Pairwise-additive and polarizable atomistic force fields for molecular dynamics simulations of proteins.

Protein force fields have been undergoing continual development since the first complete parameter sets were introduced nearly four decades ago. The functional forms that underlie these models have many common elements for the treatment of bonded and nonbonded forces, which are reviewed here. The most widely used force fields to date use a fixed-charge convention in which electronic polarization effects are treated via a mean-field approximation during partial charge assignment. Despite success in modeling folded proteins over many years, the fixed-charge assumption has limitations that cannot necessarily be overcome within their potential energy equations. To overcome these limitations, several force fields have recently been derived that explicitly treat electronic polarization effects with straightforward extensions of the potential energy functions used by nonpolarizable force fields.
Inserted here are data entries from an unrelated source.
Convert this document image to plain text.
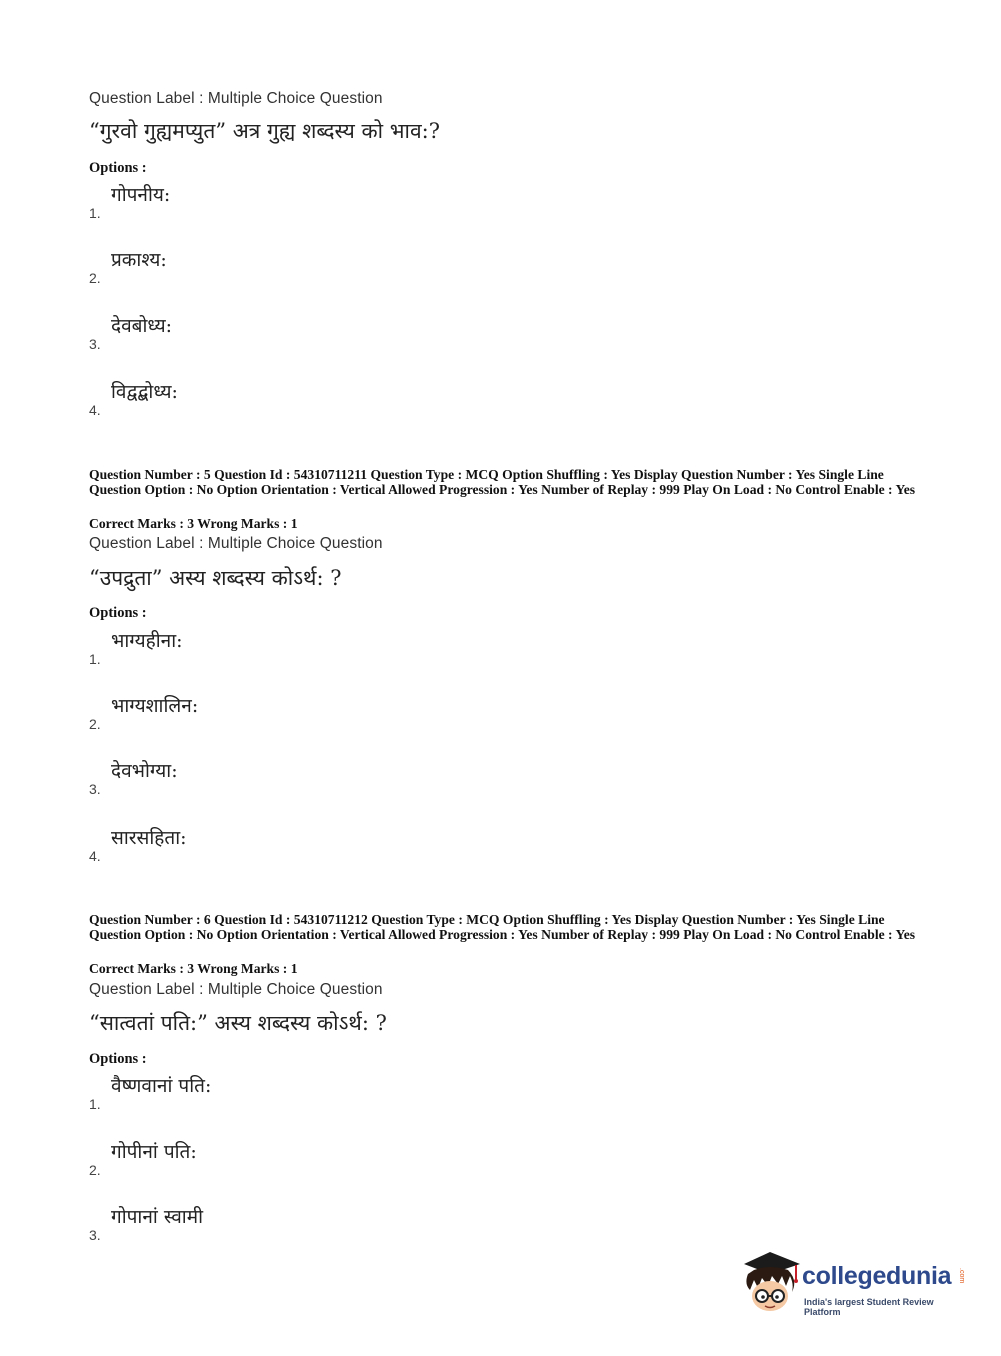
Question Label : Multiple Choice Question
“गुरवो गुह्यमप्युत” अत्र गुह्य शब्दस्य को भाव:?
Options :
1.
गोपनीय:
2.
प्रकाश्य:
3.
देवबोध्य:
4.
विद्वद्बोध्य:
Question Number : 5 Question Id : 54310711211 Question Type : MCQ Option Shuffling : Yes Display Question Number : Yes Single Line Question Option : No Option Orientation : Vertical Allowed Progression : Yes Number of Replay : 999 Play On Load : No Control Enable : Yes
Correct Marks : 3 Wrong Marks : 1
Question Label : Multiple Choice Question
“उपद्रुता” अस्य शब्दस्य कोऽर्थ: ?
Options :
1.
भाग्यहीना:
2.
भाग्यशालिन:
3.
देवभोग्या:
4.
सारसहिता:
Question Number : 6 Question Id : 54310711212 Question Type : MCQ Option Shuffling : Yes Display Question Number : Yes Single Line Question Option : No Option Orientation : Vertical Allowed Progression : Yes Number of Replay : 999 Play On Load : No Control Enable : Yes
Correct Marks : 3 Wrong Marks : 1
Question Label : Multiple Choice Question
“सात्वतां पति:” अस्य शब्दस्य कोऽर्थ: ?
Options :
1.
वैष्णवानां पति:
2.
गोपीनां पति:
3.
गोपानां स्वामी
collegedunia .com
India's largest Student Review Platform
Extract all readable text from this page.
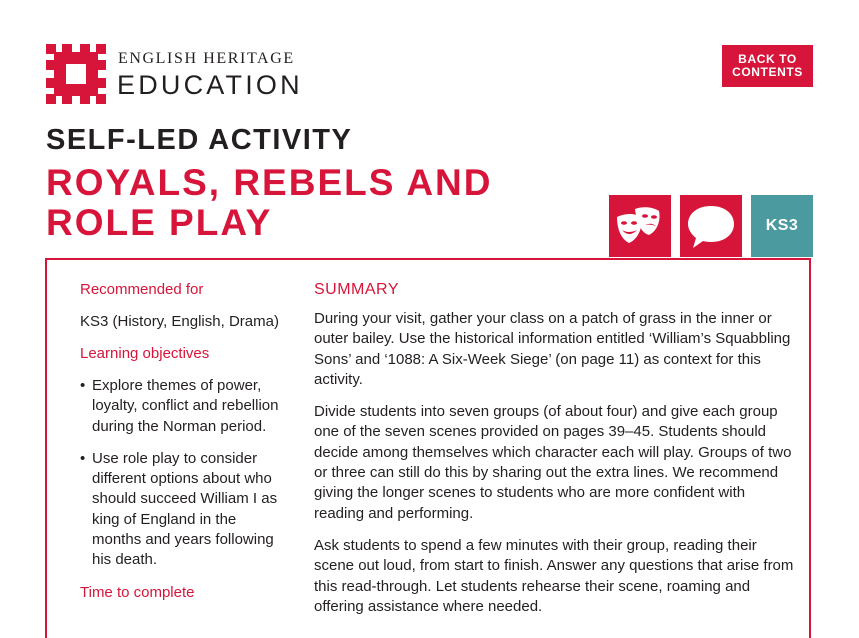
ENGLISH HERITAGE
EDUCATION
BACK TO
CONTENTS
SELF-LED ACTIVITY
ROYALS, REBELS AND
ROLE PLAY	KS3
Recommended for
KS3 (History, English, Drama)
Learning objectives
• Explore themes of power, loyalty, conflict and rebellion during the Norman period.
• Use role play to consider different options about who should succeed William I as king of England in the months and years following his death.
Time to complete
SUMMARY

During your visit, gather your class on a patch of grass in the inner or outer bailey. Use the historical information entitled ‘William’s Squabbling Sons’ and ‘1088: A Six-Week Siege’ (on page 11) as context for this activity.

Divide students into seven groups (of about four) and give each group one of the seven scenes provided on pages 39–45. Students should decide among themselves which character each will play. Groups of two or three can still do this by sharing out the extra lines. We recommend giving the longer scenes to students who are more confident with reading and performing.

Ask students to spend a few minutes with their group, reading their scene out loud, from start to finish. Answer any questions that arise from this read-through. Let students rehearse their scene, roaming and offering assistance where needed.
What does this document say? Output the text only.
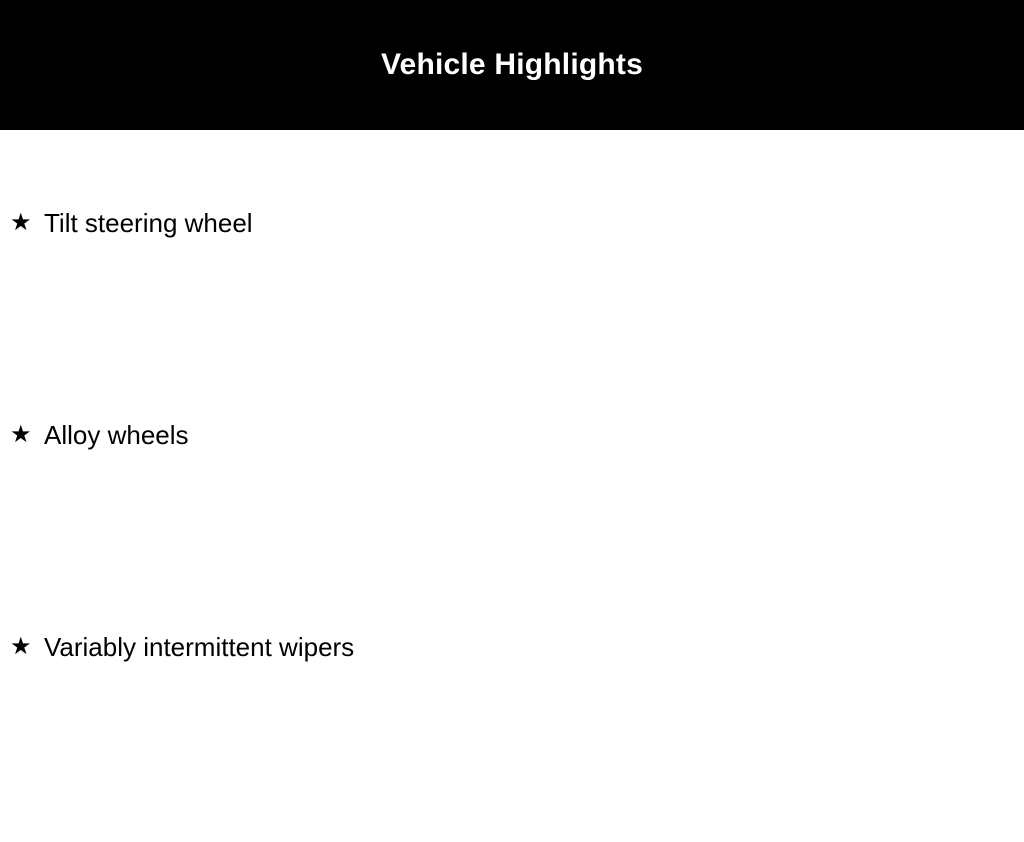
Vehicle Highlights
★ Tilt steering wheel
★ Alloy wheels
★ Variably intermittent wipers
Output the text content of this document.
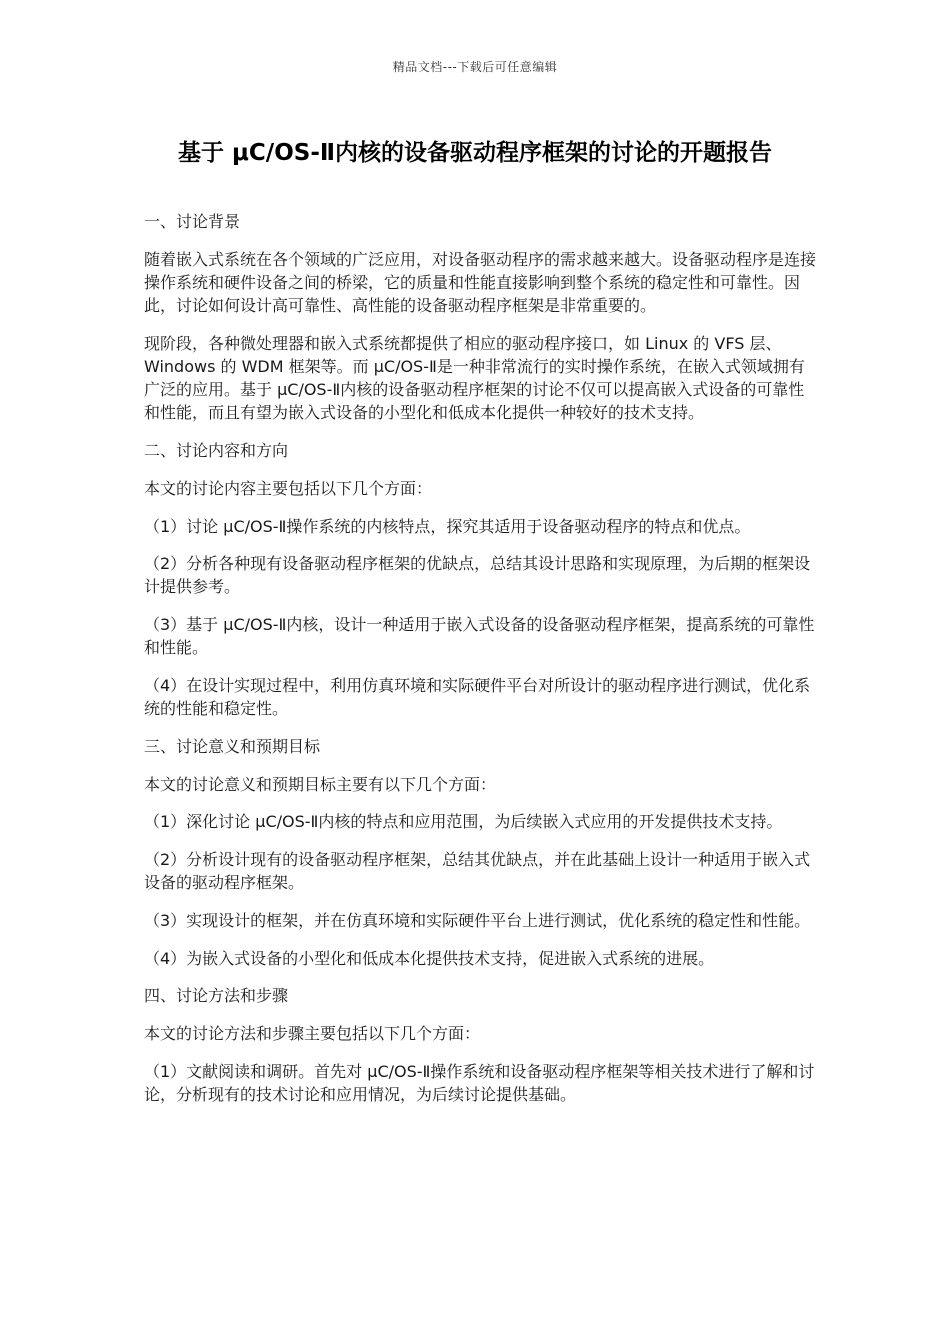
精品文档---下载后可任意编辑
基于 μC/OS-Ⅱ内核的设备驱动程序框架的讨论的开题报告

一、讨论背景

随着嵌入式系统在各个领域的广泛应用，对设备驱动程序的需求越来越大。设备驱动程序是连接操作系统和硬件设备之间的桥梁，它的质量和性能直接影响到整个系统的稳定性和可靠性。因此，讨论如何设计高可靠性、高性能的设备驱动程序框架是非常重要的。

现阶段，各种微处理器和嵌入式系统都提供了相应的驱动程序接口，如 Linux 的 VFS 层、Windows 的 WDM 框架等。而 μC/OS-Ⅱ是一种非常流行的实时操作系统，在嵌入式领域拥有广泛的应用。基于 μC/OS-Ⅱ内核的设备驱动程序框架的讨论不仅可以提高嵌入式设备的可靠性和性能，而且有望为嵌入式设备的小型化和低成本化提供一种较好的技术支持。

二、讨论内容和方向

本文的讨论内容主要包括以下几个方面：

（1）讨论 μC/OS-Ⅱ操作系统的内核特点，探究其适用于设备驱动程序的特点和优点。

（2）分析各种现有设备驱动程序框架的优缺点，总结其设计思路和实现原理，为后期的框架设计提供参考。

（3）基于 μC/OS-Ⅱ内核，设计一种适用于嵌入式设备的设备驱动程序框架，提高系统的可靠性和性能。

（4）在设计实现过程中，利用仿真环境和实际硬件平台对所设计的驱动程序进行测试，优化系统的性能和稳定性。

三、讨论意义和预期目标

本文的讨论意义和预期目标主要有以下几个方面：

（1）深化讨论 μC/OS-Ⅱ内核的特点和应用范围，为后续嵌入式应用的开发提供技术支持。

（2）分析设计现有的设备驱动程序框架，总结其优缺点，并在此基础上设计一种适用于嵌入式设备的驱动程序框架。

（3）实现设计的框架，并在仿真环境和实际硬件平台上进行测试，优化系统的稳定性和性能。

（4）为嵌入式设备的小型化和低成本化提供技术支持，促进嵌入式系统的进展。

四、讨论方法和步骤

本文的讨论方法和步骤主要包括以下几个方面：

（1）文献阅读和调研。首先对 μC/OS-Ⅱ操作系统和设备驱动程序框架等相关技术进行了解和讨论，分析现有的技术讨论和应用情况，为后续讨论提供基础。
Here, we review the history of the most popular nonpolarizable force fields (AMBER, CHARMM, OPLS, and GROMOS) as well as studies that have validated them and applied them to studies of protein folding and misfolding. Building upon these force fields are more recent polarizable interaction potentials, including fluctuating charge models, POSSIM, AMOEBA, and the classical Drude oscillator. These force fields differ in their implementations but all attempt to model electronic polarization in a computationally tractable manner. Despite their recent emergence in the field of protein folding, several studies have already applied these polarizable models to challenging problems in this domain, including the role of polarization in folding free energies and sequence-specific effects on the stability of α-helical structures.